Епископ Бенедетто Паньотти, бывший монах монастыря Сан-Марко, на помосте у виселицы сказал Савонароле: «Отделяю тебя от Церкви Воинствующей и Церкви Торжествующей!» — на что брат Джироламо, по-видимому, сумевший вернуть себе силу духа, ответил ему с улыбкой: «Отделяешь меня только от Церкви Воинствущей, что до Церкви Торжествующей — это вне твоей компетенции». Савонаролу и двух его собратьев вздернули на виселице в 10 часов утра 23 мая 1498 года. Тела казненных сожгли, и Флоренция вернулась в любящие объятья Святой Церкви.

А папа Александр Борджиа избавился от опасного врага.

III

Бракосочетание Лукреции Борджиа началось с юридической процедуры — папа римский Александр VI торжественно освободил ее от обещания выйти замуж за дона Гаспара д’Аверса. Странное, казалось бы, мероприятие — но Святой Отец хотел убрать все возможные крючки, которые могли бы повести в будущем к вопросам о законности нового брака своей дочери. За Джованни Сфорца она вышла замуж без того, чтобы формально аннулировать обручение с доном Гаспаром, — так что это было сделано сейчас, в июне 1498 года.
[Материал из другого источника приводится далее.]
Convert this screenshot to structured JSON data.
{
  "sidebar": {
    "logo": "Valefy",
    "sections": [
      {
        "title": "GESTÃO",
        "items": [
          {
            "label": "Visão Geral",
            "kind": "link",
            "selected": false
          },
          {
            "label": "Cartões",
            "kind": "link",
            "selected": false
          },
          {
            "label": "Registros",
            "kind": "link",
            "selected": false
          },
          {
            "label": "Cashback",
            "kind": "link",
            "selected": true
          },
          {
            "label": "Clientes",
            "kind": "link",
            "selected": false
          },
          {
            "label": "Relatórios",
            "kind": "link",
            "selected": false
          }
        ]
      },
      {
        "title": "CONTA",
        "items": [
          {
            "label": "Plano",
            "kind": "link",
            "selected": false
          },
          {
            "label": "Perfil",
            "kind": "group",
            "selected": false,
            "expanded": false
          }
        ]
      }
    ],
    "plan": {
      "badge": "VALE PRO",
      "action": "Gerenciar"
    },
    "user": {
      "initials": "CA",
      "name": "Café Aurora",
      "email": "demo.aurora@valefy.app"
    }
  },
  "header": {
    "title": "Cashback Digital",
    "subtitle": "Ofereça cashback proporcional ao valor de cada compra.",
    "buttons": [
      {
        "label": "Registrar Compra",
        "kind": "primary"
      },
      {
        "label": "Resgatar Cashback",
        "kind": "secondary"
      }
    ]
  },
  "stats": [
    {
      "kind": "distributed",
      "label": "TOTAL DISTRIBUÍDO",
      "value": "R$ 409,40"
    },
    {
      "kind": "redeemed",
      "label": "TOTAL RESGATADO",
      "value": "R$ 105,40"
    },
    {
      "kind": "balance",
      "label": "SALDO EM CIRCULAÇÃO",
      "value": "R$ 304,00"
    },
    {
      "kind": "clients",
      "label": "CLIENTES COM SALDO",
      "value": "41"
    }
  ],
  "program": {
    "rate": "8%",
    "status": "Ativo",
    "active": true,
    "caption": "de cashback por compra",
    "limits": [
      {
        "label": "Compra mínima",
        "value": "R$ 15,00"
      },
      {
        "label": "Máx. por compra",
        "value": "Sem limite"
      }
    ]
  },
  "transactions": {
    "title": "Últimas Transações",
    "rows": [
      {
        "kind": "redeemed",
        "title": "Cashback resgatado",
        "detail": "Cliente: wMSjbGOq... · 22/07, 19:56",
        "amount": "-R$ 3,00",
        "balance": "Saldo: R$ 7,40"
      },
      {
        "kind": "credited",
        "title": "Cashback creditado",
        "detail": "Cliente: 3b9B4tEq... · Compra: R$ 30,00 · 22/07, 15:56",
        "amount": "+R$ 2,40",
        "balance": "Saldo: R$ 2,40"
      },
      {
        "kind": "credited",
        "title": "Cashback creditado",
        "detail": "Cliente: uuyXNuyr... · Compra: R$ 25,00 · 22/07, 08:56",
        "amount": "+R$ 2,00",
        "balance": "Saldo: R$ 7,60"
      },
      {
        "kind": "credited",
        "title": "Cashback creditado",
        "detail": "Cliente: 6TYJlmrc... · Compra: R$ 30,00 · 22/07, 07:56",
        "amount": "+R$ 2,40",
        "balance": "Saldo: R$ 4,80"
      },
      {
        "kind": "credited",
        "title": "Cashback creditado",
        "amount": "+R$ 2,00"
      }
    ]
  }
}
Следующим шагом оказалось заключение брака, совершенное в Неаполе, но без присутствия невесты — это было сделано 29 июня и свелось к подписанию всех необходимых бумаг. В следующем месяце жених, принц Алонсо Арагонский, прибыл в Рим в сопровождении пышной свиты, и 21 июля обвенчался наконец с Лукрецией Борджиа, а свидетелями бракосочетания послужили кардинал Хуан Борджиа, папский племянник, и кардинал Асканио Сфорца.
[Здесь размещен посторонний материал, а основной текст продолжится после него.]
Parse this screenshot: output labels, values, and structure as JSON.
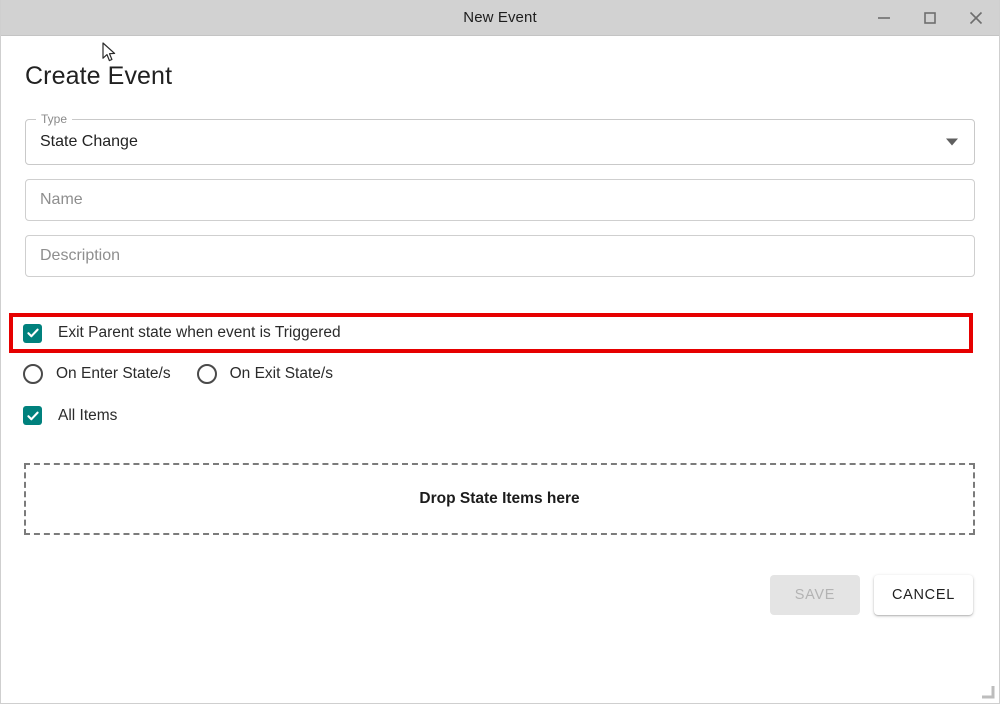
{
  "window": {
    "title": "New Event",
    "controls": [
      {
        "name": "minimize",
        "icon": "minimize-icon"
      },
      {
        "name": "maximize",
        "icon": "maximize-icon"
      },
      {
        "name": "close",
        "icon": "close-icon"
      }
    ]
  },
  "dialog": {
    "heading": "Create Event",
    "type_field": {
      "label": "Type",
      "value": "State Change",
      "icon": "chevron-down-icon"
    },
    "name_field": {
      "value": "",
      "placeholder": "Name"
    },
    "description_field": {
      "value": "",
      "placeholder": "Description"
    },
    "exit_parent_checkbox": {
      "label": "Exit Parent state when event is Triggered",
      "checked": true,
      "highlighted": true
    },
    "radios": [
      {
        "label": "On Enter State/s",
        "selected": false
      },
      {
        "label": "On Exit State/s",
        "selected": false
      }
    ],
    "all_items_checkbox": {
      "label": "All Items",
      "checked": true
    },
    "dropzone": {
      "text": "Drop State Items here"
    },
    "buttons": {
      "save": {
        "label": "SAVE",
        "disabled": true
      },
      "cancel": {
        "label": "CANCEL",
        "disabled": false
      }
    }
  },
  "colors": {
    "accent_teal": "#00817d",
    "highlight_red": "#e60000",
    "titlebar_bg": "#d2d2d2",
    "disabled_button_bg": "#e4e4e4",
    "disabled_button_text": "#b3b3b3"
  }
}
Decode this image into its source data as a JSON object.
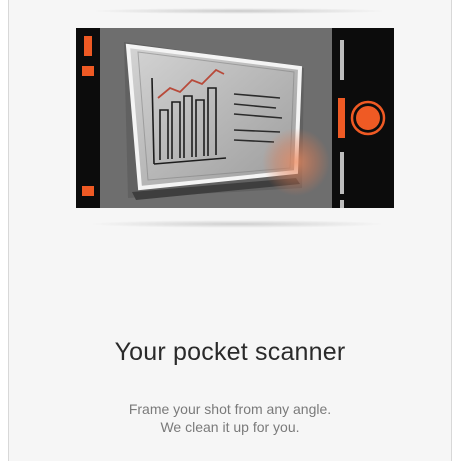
{
  "onboarding": {
    "headline": "Your pocket scanner",
    "subtext_line1": "Frame your shot from any angle.",
    "subtext_line2": "We clean it up for you."
  },
  "illustration": {
    "icons": [
      "whiteboard-icon",
      "bar-chart-icon",
      "shutter-button-icon"
    ],
    "colors": {
      "accent": "#ef5a24",
      "camera_bar": "#0c0c0c",
      "viewfinder_bg": "#6e6e6e",
      "board_frame": "#f2f2f2"
    }
  }
}
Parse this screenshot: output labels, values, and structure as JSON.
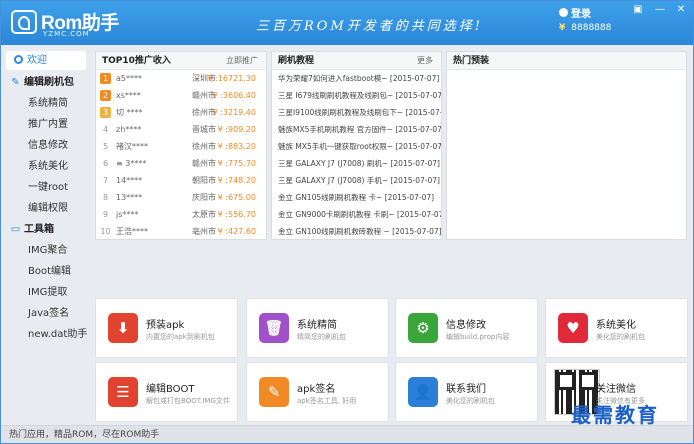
{
  "header": {
    "logo_text": "Rom助手",
    "logo_sub": "YZMC.COM",
    "slogan": "三百万ROM开发者的共同选择!",
    "login_label": "登录",
    "coins": "8888888",
    "coin_symbol": "¥"
  },
  "window_controls": {
    "skin": "▣",
    "minimize": "—",
    "close": "✕"
  },
  "sidebar": {
    "welcome": "欢迎",
    "group1": "编辑刷机包",
    "group1_items": [
      "系统精简",
      "推广内置",
      "信息修改",
      "系统美化",
      "一键root",
      "编辑权限"
    ],
    "group2": "工具箱",
    "group2_items": [
      "IMG聚合",
      "Boot编辑",
      "IMG提取",
      "Java签名",
      "new.dat助手"
    ]
  },
  "panel_rank": {
    "title": "TOP10推广收入",
    "more": "立即推广",
    "rows": [
      {
        "n": "1",
        "user": "a5****",
        "city": "深圳市",
        "amt": "¥ :16721.30"
      },
      {
        "n": "2",
        "user": "xs****",
        "city": "赣州市",
        "amt": "¥ :3606.40"
      },
      {
        "n": "3",
        "user": "切 ****",
        "city": "徐州市",
        "amt": "¥ :3219.40"
      },
      {
        "n": "4",
        "user": "zh****",
        "city": "晋城市",
        "amt": "¥ :909.20"
      },
      {
        "n": "5",
        "user": "褚汉****",
        "city": "徐州市",
        "amt": "¥ :883.20"
      },
      {
        "n": "6",
        "user": "≡ 3****",
        "city": "赣州市",
        "amt": "¥ :775.70"
      },
      {
        "n": "7",
        "user": "14****",
        "city": "朝阳市",
        "amt": "¥ :748.20"
      },
      {
        "n": "8",
        "user": "13****",
        "city": "庆阳市",
        "amt": "¥ :675.00"
      },
      {
        "n": "9",
        "user": "js****",
        "city": "太原市",
        "amt": "¥ :556.70"
      },
      {
        "n": "10",
        "user": "王浩****",
        "city": "亳州市",
        "amt": "¥ :427.60"
      }
    ]
  },
  "panel_tutorial": {
    "title": "刷机教程",
    "more": "更多",
    "rows": [
      "华为荣耀7如何进入fastboot模~ [2015-07-07]",
      "三星 I679线刷刷机教程及线刷包~ [2015-07-07]",
      "三星I9100线刷刷机教程及线刷包下~ [2015-07-07]",
      "魅族MX5手机刷机教程 官方固件~ [2015-07-07]",
      "魅族 MX5手机一键获取root权限~ [2015-07-07]",
      "三星 GALAXY J7 (J7008) 刷机~ [2015-07-07]",
      "三星 GALAXY J7 (J7008) 手机~ [2015-07-07]",
      "金立 GN105线刷刷机教程 卡~ [2015-07-07]",
      "金立 GN9000卡刷刷机教程 卡刷~ [2015-07-07]",
      "金立 GN100线刷刷机救砖教程 ~ [2015-07-07]"
    ]
  },
  "panel_hot": {
    "title": "热门预装"
  },
  "tiles": [
    {
      "title": "预装apk",
      "desc": "内置您的apk到刷机包",
      "color": "#e0432f",
      "glyph": "⬇"
    },
    {
      "title": "系统精简",
      "desc": "精简您的刷机包",
      "color": "#a050c8",
      "glyph": "🗑"
    },
    {
      "title": "信息修改",
      "desc": "编辑build.prop内容",
      "color": "#3aa63a",
      "glyph": "⚙"
    },
    {
      "title": "系统美化",
      "desc": "美化您的刷机包",
      "color": "#e02a3a",
      "glyph": "♥"
    },
    {
      "title": "编辑BOOT",
      "desc": "解包或打包BOOT.IMG文件",
      "color": "#e0432f",
      "glyph": "☰"
    },
    {
      "title": "apk签名",
      "desc": "apk签名工具, 好用",
      "color": "#f08a24",
      "glyph": "✎"
    },
    {
      "title": "联系我们",
      "desc": "美化您的刷机包",
      "color": "#2b7fd6",
      "glyph": "👤"
    },
    {
      "title": "关注微信",
      "desc": "关注微信有更多",
      "color": "#ffffff",
      "glyph": ""
    }
  ],
  "watermark": "最需教育",
  "status_bar": "热门应用，精品ROM，尽在ROM助手"
}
Свадебный пир был устроен на следующий день в папском дворце и шел до наступления темноты. Чезаре Борджиа, брат новобрачной, принимал участие в веселье в маскарадном костюме, изображавшем единорога, считавшегося символом верности и непорочности.
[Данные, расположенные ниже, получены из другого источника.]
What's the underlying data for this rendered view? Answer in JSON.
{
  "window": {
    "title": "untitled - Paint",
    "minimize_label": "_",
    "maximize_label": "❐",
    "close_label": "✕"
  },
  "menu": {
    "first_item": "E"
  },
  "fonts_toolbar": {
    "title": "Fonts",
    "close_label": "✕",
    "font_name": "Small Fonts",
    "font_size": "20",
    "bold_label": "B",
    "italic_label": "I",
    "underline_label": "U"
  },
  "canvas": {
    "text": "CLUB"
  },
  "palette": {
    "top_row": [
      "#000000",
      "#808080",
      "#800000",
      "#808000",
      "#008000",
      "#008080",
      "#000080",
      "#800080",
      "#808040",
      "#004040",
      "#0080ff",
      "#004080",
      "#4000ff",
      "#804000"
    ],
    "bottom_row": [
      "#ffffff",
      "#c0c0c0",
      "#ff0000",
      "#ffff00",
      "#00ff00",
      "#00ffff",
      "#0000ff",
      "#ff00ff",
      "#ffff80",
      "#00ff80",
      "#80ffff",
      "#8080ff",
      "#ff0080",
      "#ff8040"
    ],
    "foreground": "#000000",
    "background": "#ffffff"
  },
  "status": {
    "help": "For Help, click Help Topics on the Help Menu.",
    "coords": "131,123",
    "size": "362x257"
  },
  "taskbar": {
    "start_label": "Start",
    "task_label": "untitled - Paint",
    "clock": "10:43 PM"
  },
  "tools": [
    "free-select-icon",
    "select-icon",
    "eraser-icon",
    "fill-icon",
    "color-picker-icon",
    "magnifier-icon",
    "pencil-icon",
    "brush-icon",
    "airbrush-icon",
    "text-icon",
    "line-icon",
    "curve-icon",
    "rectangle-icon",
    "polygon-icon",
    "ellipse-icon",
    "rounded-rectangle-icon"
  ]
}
Веселье было несколько омрачено ссорой, вспыхнувшей между слугами Чезаре и его невестки, принцессы Санчи, — дело дошло до драки, двух епископов сбили с ног, и обе стороны схватились за кинжалы. Однако обошлось, и смертоубийства все-таки не случилось… Маскарад продолжался, потом и гости, и новобрачные разошлись по своим спальням, а на следующий день Святой Отец собрал консисторию кардиналов и объявил им, что хочет предоставить им возможность выслушать его сына, а их коллегу, кардинала Чезаре Борджиа.

Речь Чезаре была короткой — он сказал, что никогда не чувствовал влечения к духовной карьере и поэтому он желает сложить с себя все свои церковные должности, титулы и бенефиции и стать обычным мирянином, который может жениться, завести семью и окружить себя чадами и домочадцами.

Кардиналы согласились на это просто моментально, без единого возражения.

Протест, как ни странно, поступил только от одного человека — и отнюдь не от лица духовного звания, а от дона Гарсия Лассо де ла Вега, посла их католических величеств, короля Фердинанда и королевы Изабеллы.

Какое, казалось бы, дело испанскому послу до намерений одного из князей Церкви сложить с себя духовное звание? Но причины, конечно, имелись: до дона Гарсии дошли слухи, что Чезаре Борджиа собирается во Францию. Как раз в тот же самый день в апреле 1498 года, когда толпа вытащила из монастыря Савонаролу, король Франции Карл VIII с разбегу налетел лбом на притолоку двери — и через несколько часов впал в кому и скончался.

Детей у него не было — он умер в неполных 28 лет, и ему наследовал его кузен, нарекшийся Людовиком XII. Сама по себе смена монарха на троне Франции предоставляла определенные дипломатические возможности для Святого Престола — можно было восстановить отношения между Римом и Короной Франции и привести их в какой-то разумный порядок — но в данном случае открывались и некие дополнительные возможности. При французском дворе пребывала принцесса Карлотта Арагонская, жениться на которой и хотел Чезаре, поэтому ему нужно было попасть во Францию. Принцесса не хотела выходить замуж за «сына папы римского», и он надеялся уговорить ее изменить свои намерения.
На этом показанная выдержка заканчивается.